In Zeigler, which is the leading case where a claimant was denied benefits, two SLED agents were involved in a fight. The fight in Zeigler was initially broken up by a third party. At that point, the Claimant and another officer went outside. The court noted “both…were armed” and thus it could reasonably inferred claimant agreed to settle their “dispute by violence.” Both the only eye-witness and the shooter, testified the Claimant actually shot first. Id., at 331. The court noted specifically that the “fatal altercation” was the result of conduct by the claimant that was so “grave or serious…as to evidence a willful intent on his part to injure his fellow employee, thereby barring any right to benefits under the Workers’ Compensation Act.” Id. (emphasis added.)

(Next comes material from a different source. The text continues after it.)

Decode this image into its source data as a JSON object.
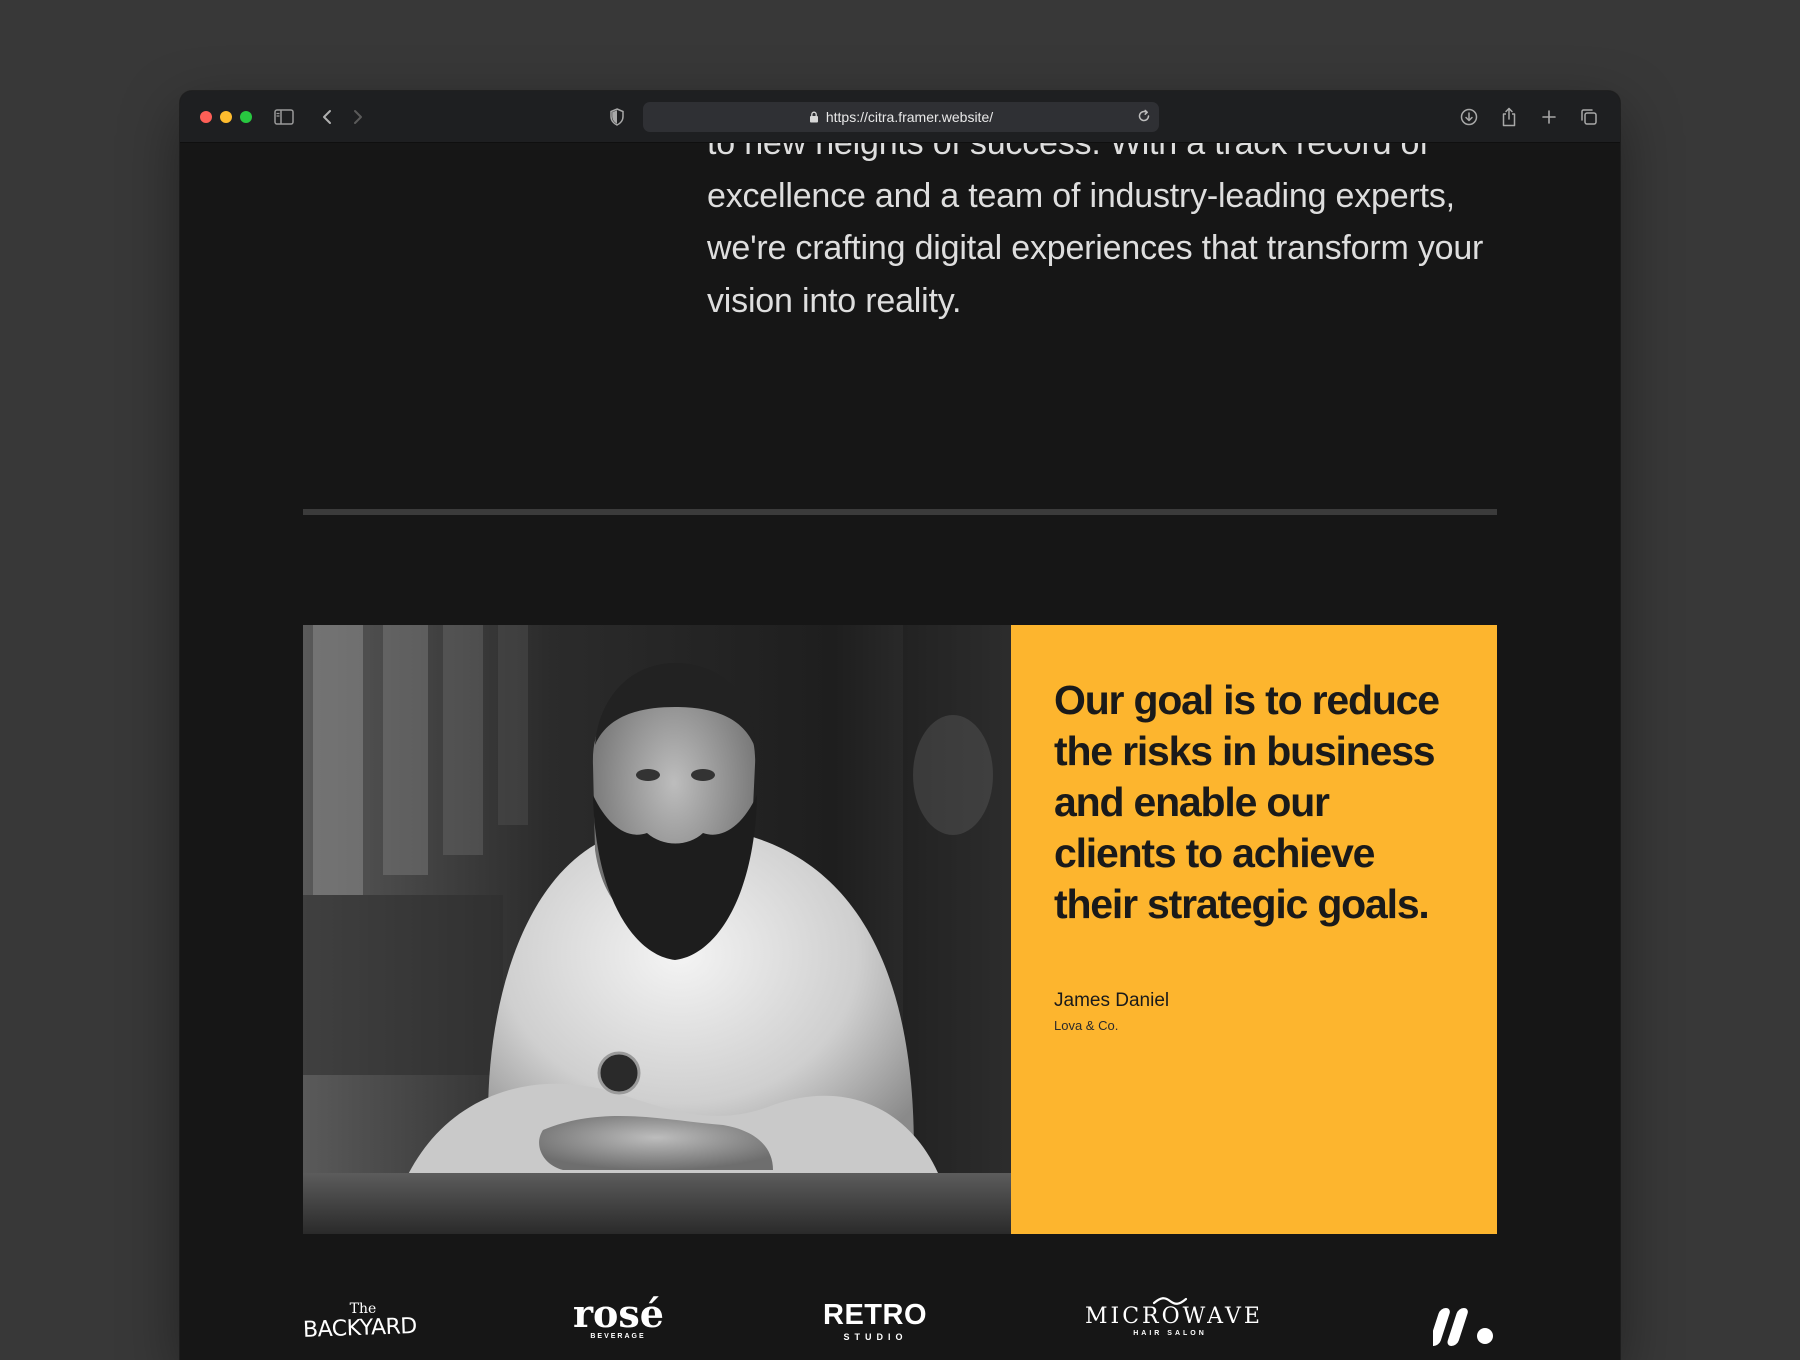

Ziegler was distinguished in Kinsey v. Champion American Service Center. Kinsey, 268 S.C. 177, 232 S.E.2d. 720 (S. Ct. 1977) In Kinsey, the claimant had been drinking on the job and was told to go home by a co-worker named Brown. There were several incidents that led to their final encounter which started after Brown instructed the claimant to sit in the front office if he was not going home and before Brown “realized anything” he was on the ground fighting, inferring the claimant started the fight that led to his injury. Here, the court said the statute does not afford a defense “based merely on who strikes the first blow.” Id., at 181. Instead, the court found the defense was limited to those case where “acts of the employee are so serious and aggravated as to evince a willful intent to injure.” Id. The Court explained, “if an altercation is spontaneous, impulsive, instinctive or otherwise lacking a deliberate formed intention to do injury, the statutory defense is unavailable.” Id.
The holding in Kinsey was cited and affirmed in Yousman. Yousman, 333 S.C. 195, 508 S.E. 2d 43 (1998). In Yousman, there was conflicting evidence about how a fight began at work wherein Yousman sustained injuries. Yousman testified Parson’s, his supervisor, pushed him first and called him a racial slur. Parson’s testified he never used a racial slur and instead that Yousman became irate and grabbed and slung him into a wall after receiving a verbal warning. Yousman, at 333 S.C. 200. The claimant was allowed to recover after the Court of Appeals found there was evidence, in the form of the claimant’s own testimony, that he reacted spontaneously and without willful intent to injure when Parsons directed a racial slur at him.” Id.